Fiqh Prioritas: Mendahulukan Hal yang Harus Didahulukan dan Mengakhiri Hal yang Harus Diakhirkan
Salah satu konsep penting yang dibutuhkan dalam fiqih kita sekarang adalah fiqih prioritas. Yang dimaksud dengan istilah tersebut adalah meletakkan segala sesuatu pada peringkatnya dengan adil, dari segi hukum, nilai, dan pelaksanaannya. Pekerjaan yang mula-mula dikerjakan harus didahulukan berdasarkan penilaian syariah yang shahih, yang diberi petunjuk oleh cahaya wahyu, dan diterangi oleh akal.
Sehingga sesuatu yang tidak penting, tidak didahulukan atas sesuatu yang penting. Sesuatu yang penting tidak didahulukan atas sesuatu yang lebih penting. Sesuatu yang tidak kuat tidak didahulukan atas sesuatu yang kuat. Dan sesuatu yang biasa-biasa saja tidak didahulukan atas sesuatu yang utama atau yang paling utama.
Sesuatu yang semestinya didahulukan; harus didahulukan, dan yang semestinya diakhirkan; harus diakhirkan. Sesuatu yang kecil tidak perlu dibesarkan, dan sesuatu yang penting tidak boleh diabaikan. Setiap perkara mesti diletakkan di tempatnya dengan seimbang dan lurus, tidak lebih dan tidak kurang.
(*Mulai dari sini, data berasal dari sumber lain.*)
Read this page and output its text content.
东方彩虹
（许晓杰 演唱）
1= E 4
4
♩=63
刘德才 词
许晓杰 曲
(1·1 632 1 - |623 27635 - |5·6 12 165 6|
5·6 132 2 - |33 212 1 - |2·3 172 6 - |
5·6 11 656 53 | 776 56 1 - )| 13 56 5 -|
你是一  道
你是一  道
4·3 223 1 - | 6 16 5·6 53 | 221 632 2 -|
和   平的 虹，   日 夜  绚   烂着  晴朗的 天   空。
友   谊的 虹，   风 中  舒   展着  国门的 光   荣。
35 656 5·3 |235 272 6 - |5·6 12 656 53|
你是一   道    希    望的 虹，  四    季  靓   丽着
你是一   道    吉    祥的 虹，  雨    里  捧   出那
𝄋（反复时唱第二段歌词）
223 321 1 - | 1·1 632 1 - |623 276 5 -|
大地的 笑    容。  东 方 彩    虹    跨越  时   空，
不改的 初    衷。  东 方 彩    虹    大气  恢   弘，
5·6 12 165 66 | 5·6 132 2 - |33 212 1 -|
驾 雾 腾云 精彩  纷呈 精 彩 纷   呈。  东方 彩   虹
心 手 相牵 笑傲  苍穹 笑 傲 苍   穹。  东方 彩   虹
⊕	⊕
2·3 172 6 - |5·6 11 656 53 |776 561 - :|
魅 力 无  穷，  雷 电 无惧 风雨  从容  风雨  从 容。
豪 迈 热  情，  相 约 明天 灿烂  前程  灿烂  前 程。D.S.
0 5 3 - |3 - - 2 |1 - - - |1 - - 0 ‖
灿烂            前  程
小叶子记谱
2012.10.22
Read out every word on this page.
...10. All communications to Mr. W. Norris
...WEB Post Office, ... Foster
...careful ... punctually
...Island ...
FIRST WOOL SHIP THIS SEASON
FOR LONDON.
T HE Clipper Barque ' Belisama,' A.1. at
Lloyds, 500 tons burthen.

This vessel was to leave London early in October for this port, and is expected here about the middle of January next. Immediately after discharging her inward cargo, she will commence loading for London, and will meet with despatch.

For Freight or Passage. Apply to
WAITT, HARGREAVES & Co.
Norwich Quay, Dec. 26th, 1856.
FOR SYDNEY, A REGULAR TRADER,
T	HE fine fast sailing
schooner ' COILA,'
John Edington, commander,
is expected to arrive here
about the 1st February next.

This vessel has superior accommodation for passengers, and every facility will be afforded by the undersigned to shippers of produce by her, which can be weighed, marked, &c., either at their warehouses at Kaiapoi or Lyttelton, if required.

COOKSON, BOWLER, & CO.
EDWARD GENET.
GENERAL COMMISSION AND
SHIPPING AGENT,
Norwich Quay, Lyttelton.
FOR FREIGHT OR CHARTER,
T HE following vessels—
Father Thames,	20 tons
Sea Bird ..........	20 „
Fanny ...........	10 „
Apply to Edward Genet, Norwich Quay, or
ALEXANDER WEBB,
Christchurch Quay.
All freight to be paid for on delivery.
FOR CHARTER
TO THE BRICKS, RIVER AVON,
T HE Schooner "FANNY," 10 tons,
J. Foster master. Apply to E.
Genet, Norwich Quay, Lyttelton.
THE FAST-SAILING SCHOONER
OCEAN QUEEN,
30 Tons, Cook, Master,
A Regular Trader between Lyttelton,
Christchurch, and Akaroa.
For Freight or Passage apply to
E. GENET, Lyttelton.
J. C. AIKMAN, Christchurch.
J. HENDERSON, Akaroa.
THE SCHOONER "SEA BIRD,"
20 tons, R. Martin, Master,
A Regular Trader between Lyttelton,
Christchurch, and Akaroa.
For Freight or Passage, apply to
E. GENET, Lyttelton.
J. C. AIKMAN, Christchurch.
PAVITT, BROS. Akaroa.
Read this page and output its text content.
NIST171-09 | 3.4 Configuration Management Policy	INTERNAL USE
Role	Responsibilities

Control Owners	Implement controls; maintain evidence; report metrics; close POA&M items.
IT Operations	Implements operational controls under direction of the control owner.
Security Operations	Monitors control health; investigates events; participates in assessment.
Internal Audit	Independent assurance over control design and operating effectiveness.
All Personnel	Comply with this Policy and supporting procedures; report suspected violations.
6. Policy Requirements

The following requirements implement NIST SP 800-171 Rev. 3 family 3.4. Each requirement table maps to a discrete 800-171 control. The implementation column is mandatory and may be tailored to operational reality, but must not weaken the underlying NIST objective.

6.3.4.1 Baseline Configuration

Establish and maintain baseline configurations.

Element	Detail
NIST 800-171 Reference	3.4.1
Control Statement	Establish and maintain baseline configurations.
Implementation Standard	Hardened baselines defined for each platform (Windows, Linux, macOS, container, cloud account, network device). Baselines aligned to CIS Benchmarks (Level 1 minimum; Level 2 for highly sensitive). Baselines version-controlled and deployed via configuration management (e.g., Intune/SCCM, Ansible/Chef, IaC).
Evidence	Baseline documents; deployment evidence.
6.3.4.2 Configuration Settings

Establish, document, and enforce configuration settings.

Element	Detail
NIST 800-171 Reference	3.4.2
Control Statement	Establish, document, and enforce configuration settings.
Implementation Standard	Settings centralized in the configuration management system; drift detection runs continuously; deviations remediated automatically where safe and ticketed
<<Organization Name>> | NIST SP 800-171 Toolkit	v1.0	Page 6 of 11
Sebagaimana yang difirmankan oleh Allah, Swt.
“Dan Allah Swt telah meninggikan langit dan Dia meletakkan neraca (keadilan). Supaya kamu jangan melampaui batas tentang neraca itu. Dan tegakkanlah timbangan itu dengan adil dan janganlah kamu memerangi neraca itu” (Ar-Rahman: 7-9)
Dasarnya ialah sesungguhnya nilai, hukum, pelaksanaan, dan pemberian beban kewajiban menurut pandangan agama, berbeda-beda satu dengan lainnya. Semuanya tidak berada pada satu tingkat. Ada yang lebih besar dan ada pula yang kecil; ada yang pokok dan ada pula yang cabang; ada yang berbentuk rukun dan ada pula yang sekedar pelengkap; ada persoalan yang penting tapi ada yang lebih penting, ada yang tinggi dan ada yang rendah; serta ada yang utama dan ada pula yang tidak utama.
Persoalan seperti itu telah dijelaskan di dalam al-Quran, sebagaimana difirmankan Allah Swt,
“Apakah orang-orang yang memberi minuman kepada orang-orang yang mengerjakan ibadah haji dan mengurus Masjid al-Haram, kamu samakan dengan orang-orang yang beriman di sisi Allah dan hari kemudain serta berjihad di jalan Allah? Mereka tidak sama di sisi Allah; dan Allah tidak memberikan petunjuk kepada kaum Muslim yang zalim. Orang-orang yang beriman dan berhijrah serta berjihad di jalan Allah dengan harta benda dan diri mereka, adalah lebih tinggi derajatnya di sisi Allah; dan itulah orang-orang yang mendapat kemenangan.” (at-Taubah: 19-20)
Disamping itu Rasulullah saw juga bersabda,
“Iman itu ada tujuh puluh cabang lebih; yang paling tinggi di antaranya ialah ‘la ilaha illa Allah’ dan yang paling rendah ialah ‘menyingkirkan gangguan dari jalan’ ” (Hr. Bukhari)
Para sahabat Nabi saw memiliki semangat untuk mengetahui amalan yang paling utama, untuk mendekatkan diri kepada Allah Swt. Oleh karena itu, banyak sekali pertanyaan yang mereka ajukan kepada baginda Nabi saw mengenai amalan yang paling mulia, amalan yang paling dicintai Allah Swt; sebagaimana pertanyaan yang pernah dikemukakan oleh Ibnu Masud, jawaban yang diberikan Nabi saw atas pertanyaan itu pun banyak sekali sehingga tidak sedikit hadits yang dimulai dengan ungkapan,
‘Amalan yang paling mulia…,”: dan ungkapan ‘Amalan yang paling dicintai Allah ialah…”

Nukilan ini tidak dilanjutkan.